Wednesday, May 17, 2023

"Entelechy" @ Serralves Museum

"Hope Hippo" is the first thing you see (and hear) when you walk into the Serralves Museum.  It's part of "Entelechy," a fascinating mid-career retrospective of work by Jennifer Allora and Guillermo Calzadilla,  a pair of 50-something artists who live and work in Puerto Rico.


I suspect the occasional whistle-blowing may be sounding the alarm about climate change, which has gotten exponentially worse since this piece was first performed in 2005.  

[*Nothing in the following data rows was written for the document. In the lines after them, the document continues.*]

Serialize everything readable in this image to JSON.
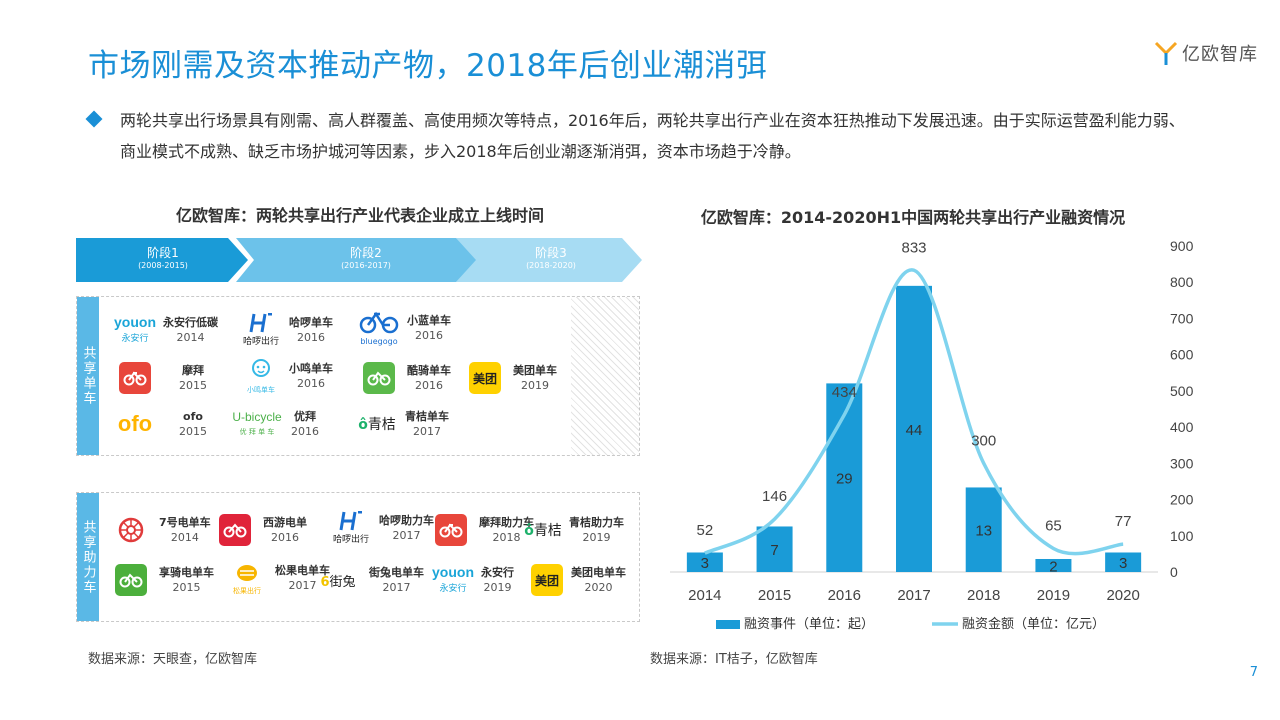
{
  "slide": {
    "title": "市场刚需及资本推动产物，2018年后创业潮消弭",
    "brand": "亿欧智库",
    "bullet": "两轮共享出行场景具有刚需、高人群覆盖、高使用频次等特点，2016年后，两轮共享出行产业在资本狂热推动下发展迅速。由于实际运营盈利能力弱、商业模式不成熟、缺乏市场护城河等因素，步入2018年后创业潮逐渐消弭，资本市场趋于冷静。",
    "page_number": "7"
  },
  "left": {
    "title": "亿欧智库：两轮共享出行产业代表企业成立上线时间",
    "stages": [
      {
        "label": "阶段1",
        "range": "(2008-2015)",
        "color": "#1a9bd7"
      },
      {
        "label": "阶段2",
        "range": "(2016-2017)",
        "color": "#6cc2ea"
      },
      {
        "label": "阶段3",
        "range": "(2018-2020)",
        "color": "#a7dcf3"
      }
    ],
    "bike_label": "共享单车",
    "moped_label": "共享助力车",
    "bikes": [
      {
        "name": "永安行低碳",
        "year": "2014",
        "logo": "youon"
      },
      {
        "name": "哈啰单车",
        "year": "2016",
        "logo": "hellobike"
      },
      {
        "name": "小蓝单车",
        "year": "2016",
        "logo": "bluegogo"
      },
      {
        "name": "摩拜",
        "year": "2015",
        "logo": "mobike"
      },
      {
        "name": "小鸣单车",
        "year": "2016",
        "logo": "mingbike"
      },
      {
        "name": "酷骑单车",
        "year": "2016",
        "logo": "coolqi"
      },
      {
        "name": "美团单车",
        "year": "2019",
        "logo": "meituan"
      },
      {
        "name": "ofo",
        "year": "2015",
        "logo": "ofo"
      },
      {
        "name": "优拜",
        "year": "2016",
        "logo": "ubicycle"
      },
      {
        "name": "青桔单车",
        "year": "2017",
        "logo": "qingju"
      }
    ],
    "mopeds": [
      {
        "name": "7号电单车",
        "year": "2014",
        "logo": "no7"
      },
      {
        "name": "西游电单",
        "year": "2016",
        "logo": "xiyou"
      },
      {
        "name": "哈啰助力车",
        "year": "2017",
        "logo": "hellobike"
      },
      {
        "name": "摩拜助力车",
        "year": "2018",
        "logo": "mobike"
      },
      {
        "name": "青桔助力车",
        "year": "2019",
        "logo": "qingju"
      },
      {
        "name": "享骑电单车",
        "year": "2015",
        "logo": "xiangqi"
      },
      {
        "name": "松果电单车",
        "year": "2017",
        "logo": "songguo"
      },
      {
        "name": "街兔电单车",
        "year": "2017",
        "logo": "jietu"
      },
      {
        "name": "永安行",
        "year": "2019",
        "logo": "youon"
      },
      {
        "name": "美团电单车",
        "year": "2020",
        "logo": "meituan"
      }
    ],
    "logo_text": {
      "youon": "youon",
      "youon_sub": "永安行",
      "hellobike_sub": "哈啰出行",
      "bluegogo_sub": "bluegogo",
      "mingbike_sub": "小鸣单车",
      "meituan": "美团",
      "ofo": "ofo",
      "ubicycle": "U-bicycle",
      "ubicycle_sub": "优 拜 单 车",
      "qingju": "青桔",
      "songguo_sub": "松果出行",
      "jietu": "街兔"
    },
    "source": "数据来源：天眼查，亿欧智库"
  },
  "right": {
    "title": "亿欧智库：2014-2020H1中国两轮共享出行产业融资情况",
    "source": "数据来源：IT桔子，亿欧智库"
  },
  "chart_data": {
    "type": "bar",
    "title": "亿欧智库：2014-2020H1中国两轮共享出行产业融资情况",
    "categories": [
      "2014",
      "2015",
      "2016",
      "2017",
      "2018",
      "2019",
      "2020"
    ],
    "series": [
      {
        "name": "融资事件（单位：起）",
        "type": "bar",
        "values": [
          3,
          7,
          29,
          44,
          13,
          2,
          3
        ],
        "color": "#1a9bd7"
      },
      {
        "name": "融资金额（单位：亿元）",
        "type": "line",
        "values": [
          52,
          146,
          434,
          833,
          300,
          65,
          77
        ],
        "color": "#7fd3ee"
      }
    ],
    "axis": {
      "ylim": [
        0,
        900
      ],
      "ticks": [
        0,
        100,
        200,
        300,
        400,
        500,
        600,
        700,
        800,
        900
      ],
      "position": "right"
    },
    "legend": "bottom"
  }
}
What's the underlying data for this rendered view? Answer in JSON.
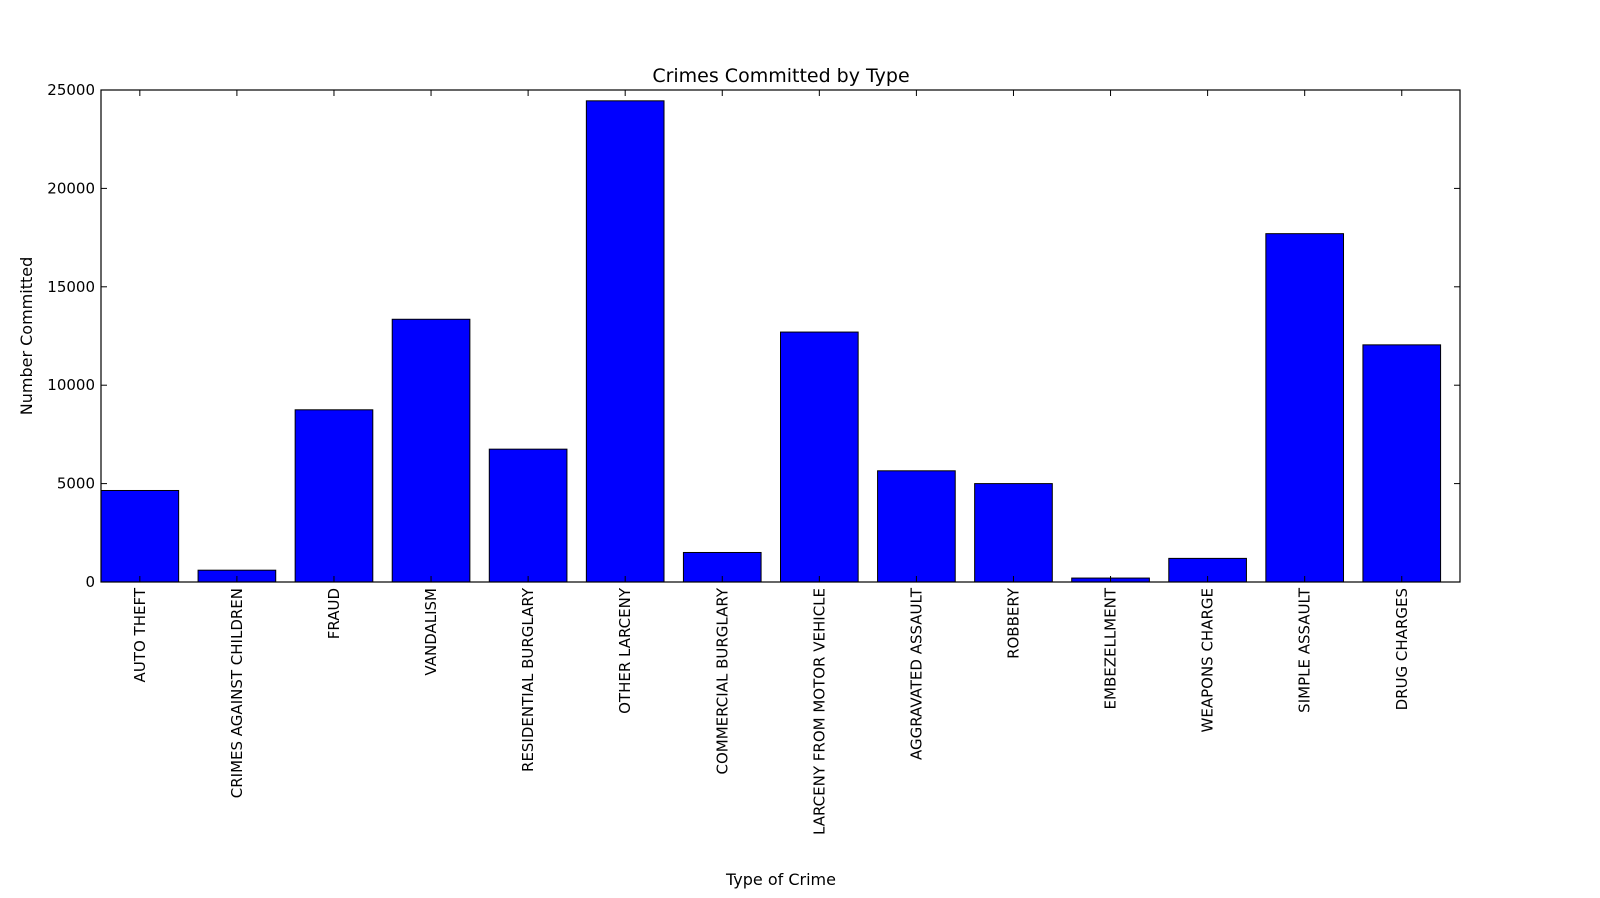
{
  "chart_data": {
    "type": "bar",
    "title": "Crimes Committed by Type",
    "xlabel": "Type of Crime",
    "ylabel": "Number Committed",
    "ylim": [
      0,
      25000
    ],
    "yticks": [
      "0",
      "5000",
      "10000",
      "15000",
      "20000",
      "25000"
    ],
    "grid": false,
    "bar_color": "#0000ff",
    "categories": [
      "AUTO THEFT",
      "CRIMES AGAINST CHILDREN",
      "FRAUD",
      "VANDALISM",
      "RESIDENTIAL BURGLARY",
      "OTHER LARCENY",
      "COMMERCIAL BURGLARY",
      "LARCENY FROM MOTOR VEHICLE",
      "AGGRAVATED ASSAULT",
      "ROBBERY",
      "EMBEZELLMENT",
      "WEAPONS CHARGE",
      "SIMPLE ASSAULT",
      "DRUG CHARGES"
    ],
    "values": [
      4650,
      600,
      8750,
      13350,
      6750,
      24450,
      1500,
      12700,
      5650,
      5000,
      200,
      1200,
      17700,
      12050
    ]
  }
}
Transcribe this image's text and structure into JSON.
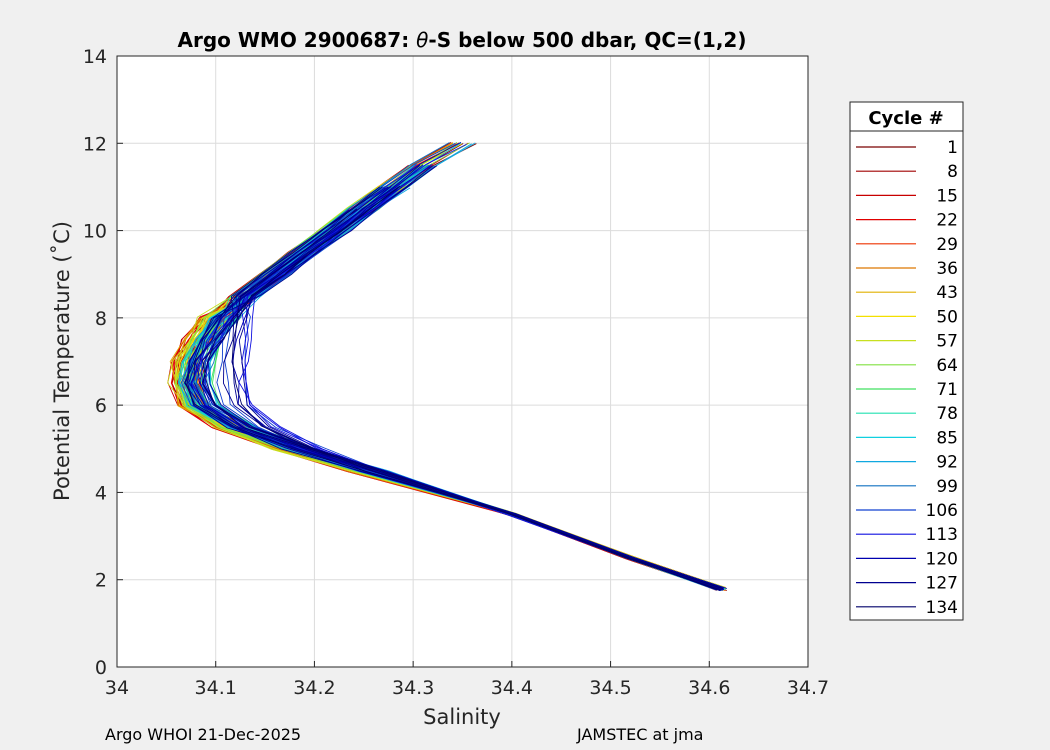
{
  "chart_data": {
    "type": "line",
    "title": "Argo WMO 2900687: θ-S below 500 dbar,  QC=(1,2)",
    "title_prefix": "Argo WMO 2900687: ",
    "title_theta": "θ",
    "title_suffix": "-S below 500 dbar,  QC=(1,2)",
    "xlabel": "Salinity",
    "ylabel": "Potential Temperature (˚C)",
    "xlim": [
      34,
      34.7
    ],
    "ylim": [
      0,
      14
    ],
    "xticks": [
      "34",
      "34.1",
      "34.2",
      "34.3",
      "34.4",
      "34.5",
      "34.6",
      "34.7"
    ],
    "yticks": [
      "0",
      "2",
      "4",
      "6",
      "8",
      "10",
      "12",
      "14"
    ],
    "grid": true,
    "legend_title": "Cycle #",
    "legend_placement": "right",
    "legend": [
      {
        "label": "1",
        "color": "#7a0000"
      },
      {
        "label": "8",
        "color": "#a00000"
      },
      {
        "label": "15",
        "color": "#c80000"
      },
      {
        "label": "22",
        "color": "#e00000"
      },
      {
        "label": "29",
        "color": "#ee3300"
      },
      {
        "label": "36",
        "color": "#dd7700"
      },
      {
        "label": "43",
        "color": "#e0b000"
      },
      {
        "label": "50",
        "color": "#f4e000"
      },
      {
        "label": "57",
        "color": "#c8e020"
      },
      {
        "label": "64",
        "color": "#80e040"
      },
      {
        "label": "71",
        "color": "#40e060"
      },
      {
        "label": "78",
        "color": "#20e0b0"
      },
      {
        "label": "85",
        "color": "#10d0e0"
      },
      {
        "label": "92",
        "color": "#10a8e0"
      },
      {
        "label": "99",
        "color": "#1070c0"
      },
      {
        "label": "106",
        "color": "#1040d0"
      },
      {
        "label": "113",
        "color": "#1010e0"
      },
      {
        "label": "120",
        "color": "#0000b0"
      },
      {
        "label": "127",
        "color": "#000090"
      },
      {
        "label": "134",
        "color": "#00006a"
      }
    ],
    "series_profile": {
      "temperature": [
        1.75,
        2.5,
        3.5,
        4.5,
        5.0,
        5.5,
        6.0,
        6.5,
        7.0,
        7.5,
        8.0,
        8.5,
        9.0,
        9.5,
        10.0,
        10.5,
        11.0,
        11.5,
        12.0
      ],
      "salinity": [
        34.612,
        34.52,
        34.4,
        34.255,
        34.18,
        34.12,
        34.085,
        34.075,
        34.078,
        34.09,
        34.105,
        34.13,
        34.16,
        34.19,
        34.22,
        34.25,
        34.28,
        34.31,
        34.35
      ]
    }
  },
  "footer": {
    "left": "Argo WHOI 21-Dec-2025",
    "right": "JAMSTEC at jma"
  }
}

Synthetic flower petals--some yellow, some pink--that look and feel as if they've just fallen from a bloom are scattered throughout the multimedia exhibit that occupies two large floors of the museum. 

"Graft" (partial, 2019)
Entelechy is a concept that has been around since Aristotle. Philosophy has never been my bailiwick but the artists' environmental concerns come through loud and clear.  The exhibit has taken its name from this monumental coal sculpture they cast in 2020 from a tree struck by lightning.

What says "fossil fuels" more loudly than "Petrified Petrol Pump," a 2010 work?


The whole experience is definitely greater than the sum of its parts.  It's easy to see why they represented the United States at the 2011 Venice Biennale.